Alessandra Beirith1 , Adair R. S. Santos1 , João B. Calixto1 , Sônia C. Hess1 , Irene Messana2 , Franco Ferrari3 , Rosendo A. Yunes4
  • 1Departamento de Farmacologia, Universidade Federal de Santa Catarina, Florianópolis, SC, Brazil
  • 2Departamento de Morfofisiologia (DMF/CCBS/UFMS), Universidade Federal de Mato Grosso do Sul, Campo Grande, MS, Brazil
  • 3Centro Chimica del Recettori e Molecole Biologicament e Attive del C.N.R., Universitá Cattolica Del Sacro Cuore, Rome, Italy
  • 4Departamento de Química, Universidade Federal de Santa Catarina, Florianópolis, SC, Brazil
Weitere Informationen


March 12, 1998

August 29, 1998

31. Dezember 1999 (online)


We describe here the antinociceptive action of the crude extract (CE), the chemical isolation and characterisation and preliminary pharmacological analysis of 24-hydroxytormentic acid, isolated from the stem bark of Ocotea suaveolens (Lauraceae). The CE given by i.p. or p.o. routes, 30 min and 1 h prior, produced significant inhibition of abdominal constrictions caused by acetic acid and also inhibited both phases of formalin-induced licking in mice.
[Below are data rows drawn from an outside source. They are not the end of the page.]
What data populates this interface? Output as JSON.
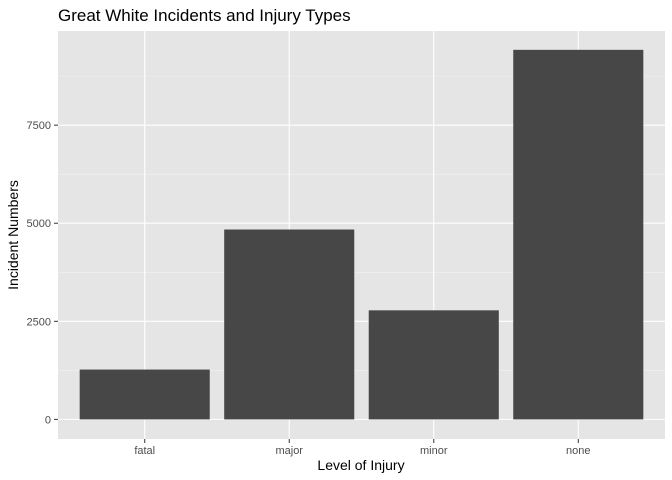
{
  "chart_data": {
    "type": "bar",
    "title": "Great White Incidents and Injury Types",
    "xlabel": "Level of Injury",
    "ylabel": "Incident Numbers",
    "categories": [
      "fatal",
      "major",
      "minor",
      "none"
    ],
    "values": [
      1270,
      4840,
      2780,
      9420
    ],
    "ylim": [
      -500,
      9900
    ],
    "yticks": [
      0,
      2500,
      5000,
      7500
    ],
    "ytick_labels": [
      "0",
      "2500",
      "5000",
      "7500"
    ],
    "grid": true,
    "legend": "none",
    "colors": {
      "bar": "#474747",
      "panel": "#e5e5e5",
      "grid_major": "#ffffff",
      "grid_minor": "#f2f2f2",
      "tick_text": "#4d4d4d"
    }
  }
}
The antinociception caused by the CE, given by i.p. and p.o. routes, lasted up to 4 and 2 h, respectively. When assessed in the hot-plate test, the CE was inactive. Its antinociceptive action was not associated with non-specific effects such as muscle relaxation or sedation. The antinociception of CE was not influenced by naloxone, L-arginine or DL-p -chlorophenylalanine methyl ester, when assessed against the formalin assay. The triterpene 24-hydroxytormentic acid, given i.p. 30 min before testing, produced significant, dose-related and equipotent antinociceptive action against both phases of formalin-induced licking in mice. These results demonstrate, for the first time, the occurrence of the triterpene 24-hydroxytormentic acid in the stem bark of Ocotea suaveolens, and show that the CE and 24-hydroxytormentic acid exhibit marked antinociception against the neurogenic and the inflammatory algesic responses induced by formalin in mice. The mechanism by which this compound and CE produces antinociception still remains unclear, but is unlikely to involve the activation of opioid, nitric oxide or serotonin systems or non-specific peripheral or central depressant actions.